Segundo a publicação, o avião teria sido atingido por um míssil lançado por grupos de resistência no Iraque, o que teria causado a queda da aeronave.

A reportagem iraniana também afirmou que toda a tripulação teria morrido, informação que não foi confirmada pelas autoridades dos Estados Unidos.

KC-135: principal avião de reabastecimento dos EUA

O Boeing KC-135 Stratotanker é considerado uma das principais aeronaves de apoio logístico da Força Aérea dos Estados Unidos.

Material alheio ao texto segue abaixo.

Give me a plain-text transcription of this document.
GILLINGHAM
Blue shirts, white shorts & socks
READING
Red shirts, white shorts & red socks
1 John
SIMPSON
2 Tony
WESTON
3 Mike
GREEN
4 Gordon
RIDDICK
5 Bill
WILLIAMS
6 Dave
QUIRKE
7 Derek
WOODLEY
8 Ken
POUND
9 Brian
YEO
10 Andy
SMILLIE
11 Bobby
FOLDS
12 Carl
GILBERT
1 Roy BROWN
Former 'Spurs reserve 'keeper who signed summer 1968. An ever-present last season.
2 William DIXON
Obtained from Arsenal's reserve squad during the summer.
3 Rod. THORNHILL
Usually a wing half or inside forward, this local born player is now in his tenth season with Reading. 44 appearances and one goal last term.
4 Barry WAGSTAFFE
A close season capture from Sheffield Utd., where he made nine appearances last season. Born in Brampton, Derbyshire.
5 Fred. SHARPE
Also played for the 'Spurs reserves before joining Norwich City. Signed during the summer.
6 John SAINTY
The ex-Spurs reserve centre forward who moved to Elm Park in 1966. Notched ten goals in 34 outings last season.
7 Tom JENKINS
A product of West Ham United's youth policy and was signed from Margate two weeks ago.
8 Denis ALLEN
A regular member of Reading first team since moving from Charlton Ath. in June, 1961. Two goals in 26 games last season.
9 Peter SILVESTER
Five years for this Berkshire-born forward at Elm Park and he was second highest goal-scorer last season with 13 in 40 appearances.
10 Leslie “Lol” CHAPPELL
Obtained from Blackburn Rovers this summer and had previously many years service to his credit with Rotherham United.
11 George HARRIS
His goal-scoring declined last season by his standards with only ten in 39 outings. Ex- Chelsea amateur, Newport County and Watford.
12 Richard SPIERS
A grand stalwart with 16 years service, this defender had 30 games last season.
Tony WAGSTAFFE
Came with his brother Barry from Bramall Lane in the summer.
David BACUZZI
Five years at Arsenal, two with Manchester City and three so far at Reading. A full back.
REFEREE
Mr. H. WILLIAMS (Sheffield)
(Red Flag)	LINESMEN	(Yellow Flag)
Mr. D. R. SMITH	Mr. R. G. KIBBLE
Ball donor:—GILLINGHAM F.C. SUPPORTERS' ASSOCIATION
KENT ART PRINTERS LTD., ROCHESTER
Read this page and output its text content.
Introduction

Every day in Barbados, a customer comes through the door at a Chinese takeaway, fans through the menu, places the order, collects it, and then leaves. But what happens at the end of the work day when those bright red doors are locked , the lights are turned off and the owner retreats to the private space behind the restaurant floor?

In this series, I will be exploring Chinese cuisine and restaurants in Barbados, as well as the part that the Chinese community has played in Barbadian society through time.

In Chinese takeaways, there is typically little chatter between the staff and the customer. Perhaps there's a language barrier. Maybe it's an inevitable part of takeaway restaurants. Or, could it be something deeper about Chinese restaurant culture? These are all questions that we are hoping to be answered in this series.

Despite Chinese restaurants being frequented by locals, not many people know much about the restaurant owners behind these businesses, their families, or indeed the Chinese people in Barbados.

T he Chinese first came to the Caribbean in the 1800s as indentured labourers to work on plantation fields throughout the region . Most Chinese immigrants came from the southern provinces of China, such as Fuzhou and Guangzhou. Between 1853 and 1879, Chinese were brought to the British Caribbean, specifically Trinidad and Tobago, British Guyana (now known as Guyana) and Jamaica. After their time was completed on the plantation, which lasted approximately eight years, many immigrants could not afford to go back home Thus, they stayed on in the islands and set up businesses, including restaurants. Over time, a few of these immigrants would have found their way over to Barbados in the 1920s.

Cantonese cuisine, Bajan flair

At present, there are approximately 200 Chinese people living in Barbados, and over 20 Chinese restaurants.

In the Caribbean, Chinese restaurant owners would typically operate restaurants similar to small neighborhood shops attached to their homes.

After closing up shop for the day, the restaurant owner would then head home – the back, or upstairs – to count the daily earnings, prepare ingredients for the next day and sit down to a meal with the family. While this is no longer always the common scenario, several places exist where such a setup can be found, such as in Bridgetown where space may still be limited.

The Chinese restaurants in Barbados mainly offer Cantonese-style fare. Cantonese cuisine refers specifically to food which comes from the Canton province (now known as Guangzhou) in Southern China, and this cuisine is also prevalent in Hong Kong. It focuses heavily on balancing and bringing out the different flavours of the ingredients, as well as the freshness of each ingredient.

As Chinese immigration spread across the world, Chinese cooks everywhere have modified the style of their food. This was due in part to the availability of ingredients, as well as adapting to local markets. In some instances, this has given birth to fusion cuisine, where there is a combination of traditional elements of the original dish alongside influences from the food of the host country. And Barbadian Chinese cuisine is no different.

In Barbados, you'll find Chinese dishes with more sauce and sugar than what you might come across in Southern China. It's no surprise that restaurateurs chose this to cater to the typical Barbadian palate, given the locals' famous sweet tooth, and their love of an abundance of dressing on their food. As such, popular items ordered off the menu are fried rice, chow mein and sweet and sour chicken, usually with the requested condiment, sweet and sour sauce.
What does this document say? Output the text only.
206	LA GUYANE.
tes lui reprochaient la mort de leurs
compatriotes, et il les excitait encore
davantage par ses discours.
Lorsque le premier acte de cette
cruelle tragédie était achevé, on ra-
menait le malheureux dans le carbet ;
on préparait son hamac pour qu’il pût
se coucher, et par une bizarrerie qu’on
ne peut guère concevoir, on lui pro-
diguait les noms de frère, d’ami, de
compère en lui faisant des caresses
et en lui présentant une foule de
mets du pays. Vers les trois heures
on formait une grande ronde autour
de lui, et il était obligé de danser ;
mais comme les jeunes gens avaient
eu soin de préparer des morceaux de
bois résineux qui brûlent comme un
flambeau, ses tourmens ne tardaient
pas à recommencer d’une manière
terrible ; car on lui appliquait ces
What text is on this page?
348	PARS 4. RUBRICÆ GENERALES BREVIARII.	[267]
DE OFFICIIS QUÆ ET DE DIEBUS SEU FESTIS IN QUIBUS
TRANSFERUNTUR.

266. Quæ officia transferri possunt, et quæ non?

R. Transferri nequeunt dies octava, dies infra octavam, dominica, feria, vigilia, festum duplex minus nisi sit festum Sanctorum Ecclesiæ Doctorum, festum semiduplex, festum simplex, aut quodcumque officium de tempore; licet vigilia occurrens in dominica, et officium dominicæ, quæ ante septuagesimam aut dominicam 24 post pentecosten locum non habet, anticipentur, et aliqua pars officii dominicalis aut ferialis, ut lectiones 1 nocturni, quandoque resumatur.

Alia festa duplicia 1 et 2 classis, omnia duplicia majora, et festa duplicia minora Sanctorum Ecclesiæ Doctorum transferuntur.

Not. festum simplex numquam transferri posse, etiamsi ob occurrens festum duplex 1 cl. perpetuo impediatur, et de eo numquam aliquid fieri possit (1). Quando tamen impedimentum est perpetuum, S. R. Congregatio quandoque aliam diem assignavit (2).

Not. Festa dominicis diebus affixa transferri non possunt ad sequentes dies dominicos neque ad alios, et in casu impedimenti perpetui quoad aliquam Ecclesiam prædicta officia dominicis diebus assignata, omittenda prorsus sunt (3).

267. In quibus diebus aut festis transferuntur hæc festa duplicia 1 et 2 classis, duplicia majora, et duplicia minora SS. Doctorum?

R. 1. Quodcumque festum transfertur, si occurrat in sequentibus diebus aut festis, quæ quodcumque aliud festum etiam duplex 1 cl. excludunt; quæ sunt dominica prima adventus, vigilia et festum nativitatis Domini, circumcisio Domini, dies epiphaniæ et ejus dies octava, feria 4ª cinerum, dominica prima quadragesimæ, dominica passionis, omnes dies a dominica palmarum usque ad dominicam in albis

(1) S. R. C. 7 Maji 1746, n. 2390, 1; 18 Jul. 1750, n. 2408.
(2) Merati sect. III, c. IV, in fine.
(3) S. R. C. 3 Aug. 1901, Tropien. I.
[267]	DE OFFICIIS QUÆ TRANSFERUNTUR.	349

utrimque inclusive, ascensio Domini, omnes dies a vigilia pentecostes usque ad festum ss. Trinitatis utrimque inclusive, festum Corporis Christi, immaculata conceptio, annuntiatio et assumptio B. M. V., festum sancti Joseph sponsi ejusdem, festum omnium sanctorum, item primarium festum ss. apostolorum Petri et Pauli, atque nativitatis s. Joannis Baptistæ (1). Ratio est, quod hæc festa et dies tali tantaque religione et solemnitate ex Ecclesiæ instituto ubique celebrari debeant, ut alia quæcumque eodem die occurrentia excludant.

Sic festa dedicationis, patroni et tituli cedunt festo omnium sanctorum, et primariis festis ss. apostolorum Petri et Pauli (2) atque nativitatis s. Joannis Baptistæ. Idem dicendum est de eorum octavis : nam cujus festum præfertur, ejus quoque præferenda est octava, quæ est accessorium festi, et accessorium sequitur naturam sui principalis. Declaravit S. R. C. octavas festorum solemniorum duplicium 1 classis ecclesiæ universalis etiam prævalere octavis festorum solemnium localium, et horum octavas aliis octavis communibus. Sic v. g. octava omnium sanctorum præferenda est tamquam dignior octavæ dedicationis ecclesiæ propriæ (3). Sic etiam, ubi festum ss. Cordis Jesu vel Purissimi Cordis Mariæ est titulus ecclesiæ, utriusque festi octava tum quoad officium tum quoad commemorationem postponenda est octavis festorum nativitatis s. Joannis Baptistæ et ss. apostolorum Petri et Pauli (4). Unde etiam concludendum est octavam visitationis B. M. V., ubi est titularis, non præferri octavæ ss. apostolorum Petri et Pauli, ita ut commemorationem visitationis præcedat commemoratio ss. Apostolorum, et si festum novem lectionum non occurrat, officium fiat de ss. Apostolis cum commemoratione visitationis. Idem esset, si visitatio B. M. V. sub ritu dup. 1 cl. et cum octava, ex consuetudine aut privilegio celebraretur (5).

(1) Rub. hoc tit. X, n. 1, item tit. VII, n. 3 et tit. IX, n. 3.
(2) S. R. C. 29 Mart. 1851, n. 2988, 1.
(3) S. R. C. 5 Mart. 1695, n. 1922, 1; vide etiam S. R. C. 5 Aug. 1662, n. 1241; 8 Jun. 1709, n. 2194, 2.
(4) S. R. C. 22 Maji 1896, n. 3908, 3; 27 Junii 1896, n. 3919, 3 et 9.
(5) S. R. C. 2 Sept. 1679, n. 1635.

O modelo é responsável por reabastecer aviões de combate em pleno voo, ampliando o alcance das operações militares.

Desenvolvido a partir da estrutura do Boeing 707, o KC-135 entrou em serviço em 1957 e teve 803 unidades produzidas ao longo das décadas.

Normalmente, a aeronave opera com três tripulantes: piloto, copiloto e operador responsável pela lança de reabastecimento.

Dependendo da missão, um navegador também pode integrar a equipe. O avião ainda pode transportar até 37 passageiros.

Um detalhe importante é que o KC-135 não possui sistema de ejeção, o que pode reduzir as chances de sobrevivência da tripulação em caso de queda.

Veja uma imagem de como é feito o reabastecimento:

Emergência de outra aeronave levanta dúvidas

Dados do site de monitoramento FlightRadar24 indicam que outro KC-135 declarou emergência durante o voo antes de pousar com segurança no aeroporto Ben Gurion, em Tel Aviv, também nesta quinta-feira (12).

O avião teria emitido o código 7700, sinal internacional usado por aeronaves em situação de emergência.

Até o momento, não há confirmação oficial de ligação entre os dois episódios.

Incidentes militares recentes na região

A queda do KC-135 ocorre em meio a uma sequência de incidentes envolvendo forças americanas no Oriente Médio desde o início do conflito com o Irã.

No último dia 2, três caças F-15 da Força Aérea dos EUA foram abatidos por engano por forças do Kuwait, em um episódio classificado como fogo amigo.

Os seis pilotos conseguiram se ejetar e foram resgatados com ferimentos.

De acordo com informações do Pentágono, onze militares norte-americanos morreram desde o início das operações:

Seis durante um bombardeio iraniano no porto de Shuaiba, no Kuwait, um na Base Aérea Príncipe Sultan, na Arábia Saudita, e agora quatro durante a queda do avião-tanque no Iraque.

As autoridades também confirmaram 140 militares feridos em ações militares, além da morte de um integrante da Guarda Nacional norte-americana por problemas de saúde enquanto estava no Kuwait.

Incêndio em porta-aviões dos EUA também foi registrado

Ainda nesta quinta-feira (12), outro incidente foi registrado envolvendo forças norte-americanas.

Um incêndio atingiu a lavanderia do porta-aviões USS Gerald R. Ford, considerado o maior navio de guerra do mundo!

Segundo o comando naval, dois marinheiros ficaram feridos, mas o fogo foi controlado rapidamente.

“A causa do incêndio não foi relacionada a combate e está controlada. Não houve danos ao sistema de propulsão do navio, e o porta-aviões permanece totalmente operacional.

Os dois marinheiros estão recebendo atendimento médico e estão em condição estável”, afirmou o Comando Central da Marinha americana, em comunicado.

O USS Gerald R. Ford, que possui tripulação de cerca de 4.550 pessoas e capacidade para transportar até 75 aeronaves, foi deslocado recentemente para a região do Golfo Pérsico para reforçar as operações militares no contexto da guerra contra o Irã.

Com o acidente aéreo, sobe para 11 o número de militares estadunidenses mortos no conflito.

Já do lado do Irã, estimativas indicam mais de 1.300 mortos, entre civis e militares.